Pint-sized Poco once padded Bondi’s Promenade but has recently swapped life Down Under for LA LA Land.
We followed the chestnut Chihuahua on his American adventure and the process that helped him arrive Stateside. This pampered pooch and his two owners, Grant and Zoe, have their sights set on a new life in the US, and have taken Poco (little in Spanish) to Hollywood on a “big” adventure that will see him unleash his four-legged Aussie swagger on the rich and famous.

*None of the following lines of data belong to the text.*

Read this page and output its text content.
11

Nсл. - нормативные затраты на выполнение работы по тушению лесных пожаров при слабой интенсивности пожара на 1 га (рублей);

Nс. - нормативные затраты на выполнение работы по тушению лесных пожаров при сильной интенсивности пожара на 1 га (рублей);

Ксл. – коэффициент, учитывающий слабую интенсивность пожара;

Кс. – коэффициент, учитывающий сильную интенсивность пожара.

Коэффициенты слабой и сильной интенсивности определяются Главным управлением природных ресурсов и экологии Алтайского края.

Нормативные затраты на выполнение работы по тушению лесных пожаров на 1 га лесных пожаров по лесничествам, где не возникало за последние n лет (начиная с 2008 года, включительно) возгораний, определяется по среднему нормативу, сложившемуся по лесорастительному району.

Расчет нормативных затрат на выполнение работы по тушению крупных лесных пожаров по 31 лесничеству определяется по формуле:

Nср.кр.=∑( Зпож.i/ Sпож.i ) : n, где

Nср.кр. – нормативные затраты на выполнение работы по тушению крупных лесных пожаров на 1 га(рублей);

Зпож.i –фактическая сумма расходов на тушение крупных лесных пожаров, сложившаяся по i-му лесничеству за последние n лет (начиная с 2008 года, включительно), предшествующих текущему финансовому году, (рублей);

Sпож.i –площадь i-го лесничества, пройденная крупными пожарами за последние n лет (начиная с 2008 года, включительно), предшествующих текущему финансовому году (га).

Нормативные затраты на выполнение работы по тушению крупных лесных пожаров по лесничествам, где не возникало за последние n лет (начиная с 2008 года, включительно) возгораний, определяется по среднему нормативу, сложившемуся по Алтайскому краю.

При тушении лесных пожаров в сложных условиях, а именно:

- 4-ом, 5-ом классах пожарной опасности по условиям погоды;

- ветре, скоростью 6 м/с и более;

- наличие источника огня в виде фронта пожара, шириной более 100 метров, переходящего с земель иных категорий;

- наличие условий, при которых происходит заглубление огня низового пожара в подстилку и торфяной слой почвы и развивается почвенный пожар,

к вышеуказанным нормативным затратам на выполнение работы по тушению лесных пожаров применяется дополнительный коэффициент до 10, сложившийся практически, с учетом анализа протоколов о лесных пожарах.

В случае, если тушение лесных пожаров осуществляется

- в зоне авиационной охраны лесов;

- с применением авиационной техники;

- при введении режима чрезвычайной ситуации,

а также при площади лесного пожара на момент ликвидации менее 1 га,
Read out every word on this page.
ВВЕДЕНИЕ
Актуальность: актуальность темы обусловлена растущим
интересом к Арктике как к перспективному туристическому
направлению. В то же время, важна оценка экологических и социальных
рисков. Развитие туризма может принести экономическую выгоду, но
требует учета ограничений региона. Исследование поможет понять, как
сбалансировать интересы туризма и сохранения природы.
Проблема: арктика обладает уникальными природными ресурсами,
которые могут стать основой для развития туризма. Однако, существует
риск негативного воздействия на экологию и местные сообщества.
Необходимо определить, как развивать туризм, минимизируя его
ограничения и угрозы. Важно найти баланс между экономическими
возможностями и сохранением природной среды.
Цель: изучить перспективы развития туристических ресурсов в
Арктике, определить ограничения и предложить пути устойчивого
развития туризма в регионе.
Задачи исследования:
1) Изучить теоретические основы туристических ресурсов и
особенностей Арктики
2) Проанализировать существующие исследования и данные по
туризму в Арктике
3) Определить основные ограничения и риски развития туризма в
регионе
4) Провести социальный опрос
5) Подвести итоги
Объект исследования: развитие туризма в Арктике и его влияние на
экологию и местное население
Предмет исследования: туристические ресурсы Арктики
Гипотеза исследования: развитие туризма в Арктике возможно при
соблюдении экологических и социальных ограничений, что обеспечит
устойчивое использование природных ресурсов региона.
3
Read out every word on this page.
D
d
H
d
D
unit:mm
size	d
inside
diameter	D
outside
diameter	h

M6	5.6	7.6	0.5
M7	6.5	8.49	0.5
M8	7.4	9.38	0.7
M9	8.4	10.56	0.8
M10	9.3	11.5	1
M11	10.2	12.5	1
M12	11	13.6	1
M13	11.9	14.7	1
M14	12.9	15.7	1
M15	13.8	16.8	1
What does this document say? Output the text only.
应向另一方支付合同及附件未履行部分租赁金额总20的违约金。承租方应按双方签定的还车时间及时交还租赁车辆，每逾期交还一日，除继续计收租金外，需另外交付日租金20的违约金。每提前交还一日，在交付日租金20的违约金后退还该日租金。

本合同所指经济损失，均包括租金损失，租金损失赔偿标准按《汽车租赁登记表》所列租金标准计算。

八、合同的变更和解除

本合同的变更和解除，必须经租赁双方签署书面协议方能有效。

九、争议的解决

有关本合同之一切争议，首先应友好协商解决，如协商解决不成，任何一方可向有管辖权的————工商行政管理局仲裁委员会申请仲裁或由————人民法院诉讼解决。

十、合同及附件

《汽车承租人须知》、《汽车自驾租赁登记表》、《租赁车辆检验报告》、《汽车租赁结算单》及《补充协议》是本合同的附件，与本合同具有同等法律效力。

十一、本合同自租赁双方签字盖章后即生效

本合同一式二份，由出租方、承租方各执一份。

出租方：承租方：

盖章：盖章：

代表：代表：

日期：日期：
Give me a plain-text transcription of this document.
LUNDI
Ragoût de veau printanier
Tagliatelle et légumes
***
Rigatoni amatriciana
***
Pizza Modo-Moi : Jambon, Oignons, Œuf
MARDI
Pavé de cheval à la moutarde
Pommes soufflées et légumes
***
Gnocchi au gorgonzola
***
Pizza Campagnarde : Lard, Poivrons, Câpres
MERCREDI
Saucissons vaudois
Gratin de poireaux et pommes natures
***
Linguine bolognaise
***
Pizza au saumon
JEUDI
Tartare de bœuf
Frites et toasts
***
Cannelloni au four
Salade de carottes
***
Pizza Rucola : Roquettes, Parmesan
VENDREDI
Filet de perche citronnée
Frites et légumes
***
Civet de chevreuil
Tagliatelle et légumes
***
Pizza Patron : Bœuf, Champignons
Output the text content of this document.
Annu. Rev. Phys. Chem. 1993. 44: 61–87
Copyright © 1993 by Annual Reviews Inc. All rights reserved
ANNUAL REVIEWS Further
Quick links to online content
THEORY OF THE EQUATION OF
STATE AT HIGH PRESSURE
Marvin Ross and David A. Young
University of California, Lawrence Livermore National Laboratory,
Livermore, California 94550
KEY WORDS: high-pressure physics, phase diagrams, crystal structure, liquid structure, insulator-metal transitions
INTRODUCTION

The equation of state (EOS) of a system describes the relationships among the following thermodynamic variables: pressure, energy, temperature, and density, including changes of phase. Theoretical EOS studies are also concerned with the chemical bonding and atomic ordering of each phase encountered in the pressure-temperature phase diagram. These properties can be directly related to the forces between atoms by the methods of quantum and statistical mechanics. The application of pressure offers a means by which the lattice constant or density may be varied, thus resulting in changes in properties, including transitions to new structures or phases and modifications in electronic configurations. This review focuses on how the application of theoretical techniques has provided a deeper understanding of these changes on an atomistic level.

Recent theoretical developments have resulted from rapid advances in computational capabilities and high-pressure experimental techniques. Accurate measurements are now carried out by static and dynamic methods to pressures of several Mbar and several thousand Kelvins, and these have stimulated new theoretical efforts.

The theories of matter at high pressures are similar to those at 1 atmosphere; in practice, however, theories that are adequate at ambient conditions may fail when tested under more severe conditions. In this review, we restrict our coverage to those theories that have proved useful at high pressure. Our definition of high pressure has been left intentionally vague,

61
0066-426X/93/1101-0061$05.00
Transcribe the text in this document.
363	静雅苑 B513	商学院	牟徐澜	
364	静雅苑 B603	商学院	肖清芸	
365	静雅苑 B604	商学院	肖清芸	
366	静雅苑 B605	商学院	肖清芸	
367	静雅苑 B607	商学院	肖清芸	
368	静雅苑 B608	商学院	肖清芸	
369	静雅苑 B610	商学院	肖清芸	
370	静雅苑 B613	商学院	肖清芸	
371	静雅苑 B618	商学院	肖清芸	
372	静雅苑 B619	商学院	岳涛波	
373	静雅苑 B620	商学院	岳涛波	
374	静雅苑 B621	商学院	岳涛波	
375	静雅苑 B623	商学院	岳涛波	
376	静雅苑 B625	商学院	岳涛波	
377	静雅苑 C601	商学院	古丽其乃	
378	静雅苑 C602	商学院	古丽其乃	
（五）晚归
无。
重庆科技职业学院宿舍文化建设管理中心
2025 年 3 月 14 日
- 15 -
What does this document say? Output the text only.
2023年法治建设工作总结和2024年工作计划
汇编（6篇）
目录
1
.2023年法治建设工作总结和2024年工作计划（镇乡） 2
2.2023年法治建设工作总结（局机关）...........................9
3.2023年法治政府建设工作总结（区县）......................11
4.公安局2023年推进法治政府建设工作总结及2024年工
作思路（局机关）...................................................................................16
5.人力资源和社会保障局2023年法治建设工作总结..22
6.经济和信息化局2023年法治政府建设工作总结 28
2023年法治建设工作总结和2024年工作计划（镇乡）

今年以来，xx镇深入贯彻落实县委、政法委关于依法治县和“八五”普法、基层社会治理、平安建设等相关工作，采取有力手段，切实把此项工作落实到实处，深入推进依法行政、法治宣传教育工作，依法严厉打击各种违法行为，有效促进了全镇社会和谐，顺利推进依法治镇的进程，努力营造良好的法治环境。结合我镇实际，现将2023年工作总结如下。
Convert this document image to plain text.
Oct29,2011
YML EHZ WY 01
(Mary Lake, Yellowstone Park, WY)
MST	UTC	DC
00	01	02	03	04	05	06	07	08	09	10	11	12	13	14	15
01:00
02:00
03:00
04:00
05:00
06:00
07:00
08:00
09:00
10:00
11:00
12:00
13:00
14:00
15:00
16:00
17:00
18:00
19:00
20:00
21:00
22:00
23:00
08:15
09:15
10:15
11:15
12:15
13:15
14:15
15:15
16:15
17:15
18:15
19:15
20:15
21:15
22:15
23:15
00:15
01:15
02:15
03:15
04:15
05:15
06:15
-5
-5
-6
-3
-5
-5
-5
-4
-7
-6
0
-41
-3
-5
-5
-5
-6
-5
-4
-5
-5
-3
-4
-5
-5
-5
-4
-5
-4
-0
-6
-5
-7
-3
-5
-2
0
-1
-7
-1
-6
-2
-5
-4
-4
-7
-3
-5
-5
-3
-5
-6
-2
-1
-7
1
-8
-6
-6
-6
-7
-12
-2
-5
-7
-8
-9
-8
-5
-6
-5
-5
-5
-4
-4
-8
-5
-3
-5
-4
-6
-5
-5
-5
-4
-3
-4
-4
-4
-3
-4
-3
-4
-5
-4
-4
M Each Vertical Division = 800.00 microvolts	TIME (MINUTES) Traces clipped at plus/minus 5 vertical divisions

Poco began his early life in Bondi, swimming in the azure seas of Sydney, strolling along the golden strip of sand, frequently rubbing shoulders with celebrities and turning the heads of the bronzed locals that frequent the beach. He also enjoyed the odd Sydney treat: his favourite pie or fish and chips when his owners were feeling generous.
Poco is now having to adapt to rubbing shoulders with a different set of celebrities and their pooches, and also sampling the different cuisines, beaches and culture on offer, this capable canine is showing the locals, “what’s up Down Under.”
Poco flew over 12,000kms with Qantas and the assistance of a Jetpets a pet travel company. Despite the fact Poco could fit into most handbags, international regulations stipulate that the pocket-sized pup had to fly in an IATA standard animal container in the cargo hold.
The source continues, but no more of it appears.